LOS ANGELES (Legal Newsline) – A class action lawsuit against J. Crew will need to be amended before it will be considered, a recent decision by a U.S. district court judge stated.
The decision was the response to a request to dismiss the case.
In the complaint, plaintiff Dana Delman claimed J. Crew misled consumers with what seemed to be discounted products but turned out not to be so.
The issue was with the J. Crew Factory website, which lists Valued At prices along with Your Price, which the court stated may confuse consumers.
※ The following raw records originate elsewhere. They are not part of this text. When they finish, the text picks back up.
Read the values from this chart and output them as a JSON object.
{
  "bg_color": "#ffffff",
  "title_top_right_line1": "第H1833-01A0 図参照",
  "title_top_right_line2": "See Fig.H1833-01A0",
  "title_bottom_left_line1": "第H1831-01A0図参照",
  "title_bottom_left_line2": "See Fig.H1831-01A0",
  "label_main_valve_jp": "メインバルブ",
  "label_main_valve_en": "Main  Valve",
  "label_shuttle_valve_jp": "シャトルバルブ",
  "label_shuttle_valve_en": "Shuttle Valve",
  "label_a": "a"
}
“The goods offered for sale on the Factory website were specifically manufactured for sale on the Factory website to resemble those items sold at J. Crew’s higher priced stores, but are of inferior quality,” wrote Judge Michael Fitzgerald, of the Central District of California.
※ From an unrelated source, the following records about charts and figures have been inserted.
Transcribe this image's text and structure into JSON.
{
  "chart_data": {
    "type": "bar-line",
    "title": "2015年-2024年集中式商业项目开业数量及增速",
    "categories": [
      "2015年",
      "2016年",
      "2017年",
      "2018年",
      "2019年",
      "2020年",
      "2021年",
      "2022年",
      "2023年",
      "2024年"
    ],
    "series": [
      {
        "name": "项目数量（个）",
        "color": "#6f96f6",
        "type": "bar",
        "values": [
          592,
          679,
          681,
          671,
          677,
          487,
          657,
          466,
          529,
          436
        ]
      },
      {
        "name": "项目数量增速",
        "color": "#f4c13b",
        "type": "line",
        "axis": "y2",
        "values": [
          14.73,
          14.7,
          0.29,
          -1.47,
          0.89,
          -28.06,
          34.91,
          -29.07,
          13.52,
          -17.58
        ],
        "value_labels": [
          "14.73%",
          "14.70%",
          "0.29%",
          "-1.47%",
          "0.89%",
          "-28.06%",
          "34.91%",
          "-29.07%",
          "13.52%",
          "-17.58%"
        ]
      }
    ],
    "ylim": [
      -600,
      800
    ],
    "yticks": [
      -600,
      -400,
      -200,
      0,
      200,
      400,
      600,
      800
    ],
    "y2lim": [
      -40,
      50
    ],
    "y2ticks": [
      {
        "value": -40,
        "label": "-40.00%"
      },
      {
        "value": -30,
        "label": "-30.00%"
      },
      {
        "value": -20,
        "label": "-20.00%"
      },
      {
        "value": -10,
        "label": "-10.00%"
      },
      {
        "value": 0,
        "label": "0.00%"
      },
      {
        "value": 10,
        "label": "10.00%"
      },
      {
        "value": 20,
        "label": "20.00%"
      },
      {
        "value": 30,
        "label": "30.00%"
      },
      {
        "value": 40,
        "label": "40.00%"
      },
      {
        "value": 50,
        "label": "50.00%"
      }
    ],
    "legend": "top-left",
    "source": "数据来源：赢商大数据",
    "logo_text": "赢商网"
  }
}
“Despite the promise of a discount implicit in the comparison between the Valued At and Your Price sales prices, J. Crew is in fact selling the goods available on the Factory website at full price."
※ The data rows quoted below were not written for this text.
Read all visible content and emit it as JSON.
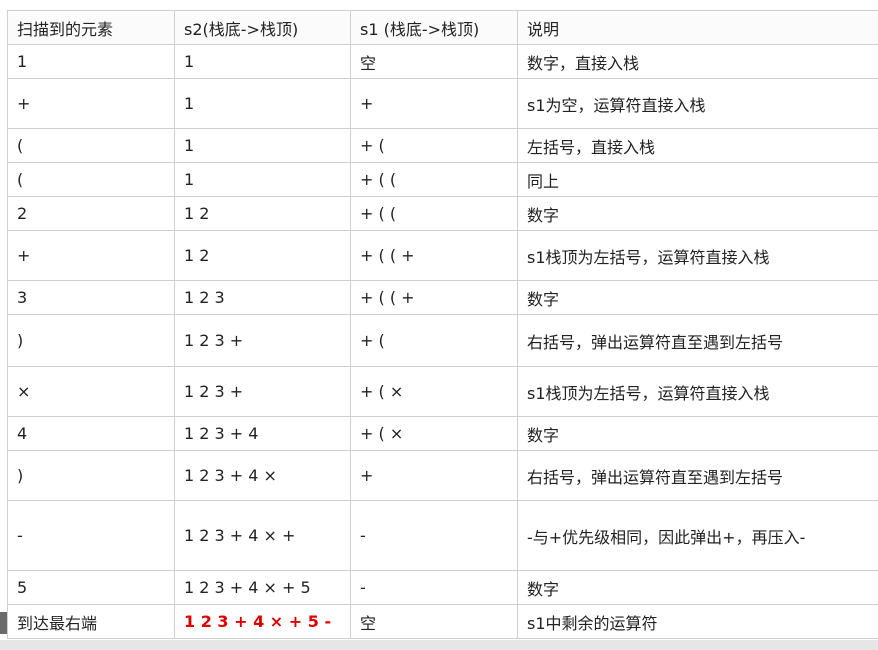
{
  "headers": [
    "扫描到的元素",
    "s2(栈底->栈顶)",
    "s1 (栈底->栈顶)",
    "说明"
  ],
  "rows": [
    {
      "el": "1",
      "s2": "1",
      "s1": "空",
      "note": "数字，直接入栈"
    },
    {
      "el": "+",
      "s2": "1",
      "s1": "+",
      "note": "s1为空，运算符直接入栈"
    },
    {
      "el": "(",
      "s2": "1",
      "s1": "+ (",
      "note": "左括号，直接入栈"
    },
    {
      "el": "(",
      "s2": "1",
      "s1": "+ ( (",
      "note": "同上"
    },
    {
      "el": "2",
      "s2": "1 2",
      "s1": "+ ( (",
      "note": "数字"
    },
    {
      "el": "+",
      "s2": "1 2",
      "s1": "+ ( ( +",
      "note": "s1栈顶为左括号，运算符直接入栈"
    },
    {
      "el": "3",
      "s2": "1 2 3",
      "s1": "+ ( ( +",
      "note": "数字"
    },
    {
      "el": ")",
      "s2": "1 2 3 +",
      "s1": "+ (",
      "note": "右括号，弹出运算符直至遇到左括号"
    },
    {
      "el": "×",
      "s2": "1 2 3 +",
      "s1": "+ ( ×",
      "note": "s1栈顶为左括号，运算符直接入栈"
    },
    {
      "el": "4",
      "s2": "1 2 3 + 4",
      "s1": "+ ( ×",
      "note": "数字"
    },
    {
      "el": ")",
      "s2": "1 2 3 + 4 ×",
      "s1": "+",
      "note": "右括号，弹出运算符直至遇到左括号"
    },
    {
      "el": "-",
      "s2": "1 2 3 + 4 × +",
      "s1": "-",
      "note": "-与+优先级相同，因此弹出+，再压入-"
    },
    {
      "el": "5",
      "s2": "1 2 3 + 4 × + 5",
      "s1": "-",
      "note": "数字"
    },
    {
      "el": "到达最右端",
      "s2": "1 2 3 + 4 × + 5 -",
      "s1": "空",
      "note": "s1中剩余的运算符",
      "highlight": true
    }
  ],
  "colors": {
    "highlight": "#e00000",
    "border": "#cfcfcf"
  }
}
The order indicates that Delman hired an expert to look into the claims by J. Crew that the Valued At price was what other retailers were offering for similar type of products. The expert was not able to find comparable prices at other retailers.
Delman originally filed the lawsuit on Dec. 13 in the U.S. District Court for the District of Central California. The defendants filed to dismiss the case in March, and Delman filed her opposition to the dismissal on April 10.
The court wrote in its decision that the motion was partially granted and partially denied.
“Plaintiff’s theory regarding defendant’s allegedly deceptive advertising is viable as currently pled, and plaintiff has standing to pursue her claims for injunctive relief,” the court's opinion states.
Yet, the court noted that Delman did not “allege sufficient facts” and that she failed to give appropriate notice to the defendants. However, Fitzgerald wrote that failure did not require the dismissal of the case. Instead, he stated that Delman should file an amended complaint.
“If, 30 days after the notice is served upon defendants neither party has filed notice that defendants have abated their allegedly improper conduct, plaintiff’s CLRA claims as alleged in the forthcoming second amended complaint shall become operative,” the court stated.